The healthy function of complex tissues is dependent on a complex combination of cell types properly working together to maintain homeostasis. Diseases or stressful conditions frequently alter the normal mix of cell types found in a healthy tissue, either directly or by eliciting an immune response. The cell type composition of these tissues is, therefore, of natural interest to both researchers and clinicians.
However, quantifying cell type populations has proven to be a challenging and often expensive task. Traditional methods suffer from several limitations and have potential to introduce bias. FACS sorting has been a common approach for many years, but remains slow and expensive, making it difficult to apply to large studies. Single-cell methods are emerging and may become more cost effective in the future, but still present a prohibitive financial barrier for many labs. Moreover, both these technologies fail to capture cells with unusual morphologies. Neurons, myocytes, and adipocytes are too large, unusually shaped, or fragile to be reliably estimated by these methods.
As gene expression data has become more ubiquitous, interest in computational cell type quantification methods have gained interest and popularity. These approaches, termed cell type deconvolution, utilize knowledge of cell type specific gene expression to estimate cell type abundances in samples of unknown composition. However, gene expression deconvolution is a challenging problem, and accurate predictions are sensitive to a number of factors. Many approaches have emerged, but struggle to maintain accurate predictions when faced with novel data from varying platforms, tissue types, or species.
I have developed the Gene Expression Deconvolution Tool (GEDIT), a flexible, robust deconvolution tool that aims to overcome limitations still present in the field. GEDIT is designed to be flexible applicable to a wide range of cell types, platforms, and species. GEDIT utilizes novel techniques for selecting signature genes, which identifies genes with cell type specific expression patterns and improves the speed and accuracy of results. A transformation is also applied, in order to control for the effect of highly expressed genes and further improve quality of results. Lastly, GEDIT applies a linear regression to model the observed. I have applied GEDIT to a number of datasets, including the entire GTEx database.
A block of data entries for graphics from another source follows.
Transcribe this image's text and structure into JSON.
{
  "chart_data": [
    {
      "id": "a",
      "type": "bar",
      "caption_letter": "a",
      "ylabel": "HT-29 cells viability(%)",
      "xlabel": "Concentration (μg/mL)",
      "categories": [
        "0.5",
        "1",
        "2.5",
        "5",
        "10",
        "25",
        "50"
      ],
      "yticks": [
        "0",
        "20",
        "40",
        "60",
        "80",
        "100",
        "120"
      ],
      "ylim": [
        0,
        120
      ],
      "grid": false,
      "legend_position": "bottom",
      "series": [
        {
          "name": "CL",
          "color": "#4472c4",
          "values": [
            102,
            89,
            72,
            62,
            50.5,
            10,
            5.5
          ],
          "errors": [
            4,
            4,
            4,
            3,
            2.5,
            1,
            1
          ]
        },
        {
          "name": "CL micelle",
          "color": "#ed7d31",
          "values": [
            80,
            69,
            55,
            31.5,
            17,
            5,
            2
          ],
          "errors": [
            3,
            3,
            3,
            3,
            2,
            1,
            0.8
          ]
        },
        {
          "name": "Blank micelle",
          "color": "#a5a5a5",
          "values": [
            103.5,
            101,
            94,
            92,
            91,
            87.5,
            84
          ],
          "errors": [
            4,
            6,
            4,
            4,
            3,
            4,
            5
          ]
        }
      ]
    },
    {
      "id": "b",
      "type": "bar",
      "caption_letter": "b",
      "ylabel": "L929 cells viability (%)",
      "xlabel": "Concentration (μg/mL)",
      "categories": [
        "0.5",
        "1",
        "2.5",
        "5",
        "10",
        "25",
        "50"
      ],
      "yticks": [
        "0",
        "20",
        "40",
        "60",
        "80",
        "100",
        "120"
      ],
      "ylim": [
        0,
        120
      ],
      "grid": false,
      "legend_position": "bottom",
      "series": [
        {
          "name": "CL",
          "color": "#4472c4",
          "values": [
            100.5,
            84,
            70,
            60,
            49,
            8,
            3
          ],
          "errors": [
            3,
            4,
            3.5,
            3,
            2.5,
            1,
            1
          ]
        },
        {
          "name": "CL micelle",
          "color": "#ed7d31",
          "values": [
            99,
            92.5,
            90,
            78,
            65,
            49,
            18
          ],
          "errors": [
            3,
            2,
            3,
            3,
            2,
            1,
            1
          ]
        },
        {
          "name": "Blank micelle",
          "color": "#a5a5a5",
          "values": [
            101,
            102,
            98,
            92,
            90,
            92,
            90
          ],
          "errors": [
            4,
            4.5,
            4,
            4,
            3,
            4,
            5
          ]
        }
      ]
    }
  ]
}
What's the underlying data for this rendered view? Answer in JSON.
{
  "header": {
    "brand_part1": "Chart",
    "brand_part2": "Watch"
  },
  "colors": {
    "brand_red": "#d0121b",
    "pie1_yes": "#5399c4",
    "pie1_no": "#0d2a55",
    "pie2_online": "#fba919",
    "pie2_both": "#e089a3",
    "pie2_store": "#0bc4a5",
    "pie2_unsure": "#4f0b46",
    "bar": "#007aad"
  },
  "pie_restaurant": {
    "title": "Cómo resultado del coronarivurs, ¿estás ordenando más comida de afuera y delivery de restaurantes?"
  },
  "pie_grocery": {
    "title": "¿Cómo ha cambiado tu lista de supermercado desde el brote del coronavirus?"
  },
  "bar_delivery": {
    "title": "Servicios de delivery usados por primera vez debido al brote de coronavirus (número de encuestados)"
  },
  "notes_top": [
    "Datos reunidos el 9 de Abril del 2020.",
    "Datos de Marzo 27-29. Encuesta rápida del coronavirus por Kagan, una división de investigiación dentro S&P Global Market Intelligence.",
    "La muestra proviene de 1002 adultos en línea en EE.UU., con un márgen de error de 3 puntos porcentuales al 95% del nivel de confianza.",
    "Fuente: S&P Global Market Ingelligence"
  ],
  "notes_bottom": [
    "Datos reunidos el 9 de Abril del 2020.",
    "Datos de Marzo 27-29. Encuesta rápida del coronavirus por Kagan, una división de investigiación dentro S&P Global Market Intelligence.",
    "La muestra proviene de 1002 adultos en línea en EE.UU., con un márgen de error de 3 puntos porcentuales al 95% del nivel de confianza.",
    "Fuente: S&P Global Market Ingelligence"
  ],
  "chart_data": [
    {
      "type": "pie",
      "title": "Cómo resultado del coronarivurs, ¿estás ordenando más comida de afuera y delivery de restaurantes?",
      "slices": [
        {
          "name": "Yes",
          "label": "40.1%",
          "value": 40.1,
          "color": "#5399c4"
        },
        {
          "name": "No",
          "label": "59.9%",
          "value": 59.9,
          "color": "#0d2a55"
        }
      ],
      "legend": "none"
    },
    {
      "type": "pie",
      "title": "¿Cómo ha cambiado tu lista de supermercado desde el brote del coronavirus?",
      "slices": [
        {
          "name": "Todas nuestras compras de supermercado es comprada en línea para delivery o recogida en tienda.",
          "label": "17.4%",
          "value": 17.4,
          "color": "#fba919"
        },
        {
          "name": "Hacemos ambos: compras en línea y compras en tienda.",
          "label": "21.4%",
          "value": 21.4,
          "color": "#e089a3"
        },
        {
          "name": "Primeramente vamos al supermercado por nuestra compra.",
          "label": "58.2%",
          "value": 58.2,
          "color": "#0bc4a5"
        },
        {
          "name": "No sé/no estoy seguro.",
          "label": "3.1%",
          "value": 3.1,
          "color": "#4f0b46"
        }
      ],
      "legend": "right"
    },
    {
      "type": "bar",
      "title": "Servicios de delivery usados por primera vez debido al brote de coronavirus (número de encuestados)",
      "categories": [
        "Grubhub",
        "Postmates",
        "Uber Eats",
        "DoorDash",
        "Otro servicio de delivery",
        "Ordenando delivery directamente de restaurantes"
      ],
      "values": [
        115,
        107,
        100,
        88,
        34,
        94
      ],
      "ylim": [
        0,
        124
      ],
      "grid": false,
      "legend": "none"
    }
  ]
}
In addition, I am also performing a large-scale benchmarking project, in which I compare 8 current benchmarking tools (with more to be added) on several datasets of known proportions. This includes a large clinical dataset, with over 5,000 blood samples taken directly from healthy individuals. Cell type quantification for this data has been carried out by physical means, specifically cell electrical impedance counting. This project is comprehensively evaluating the performance of these tools when used with several mixture and reference datasets.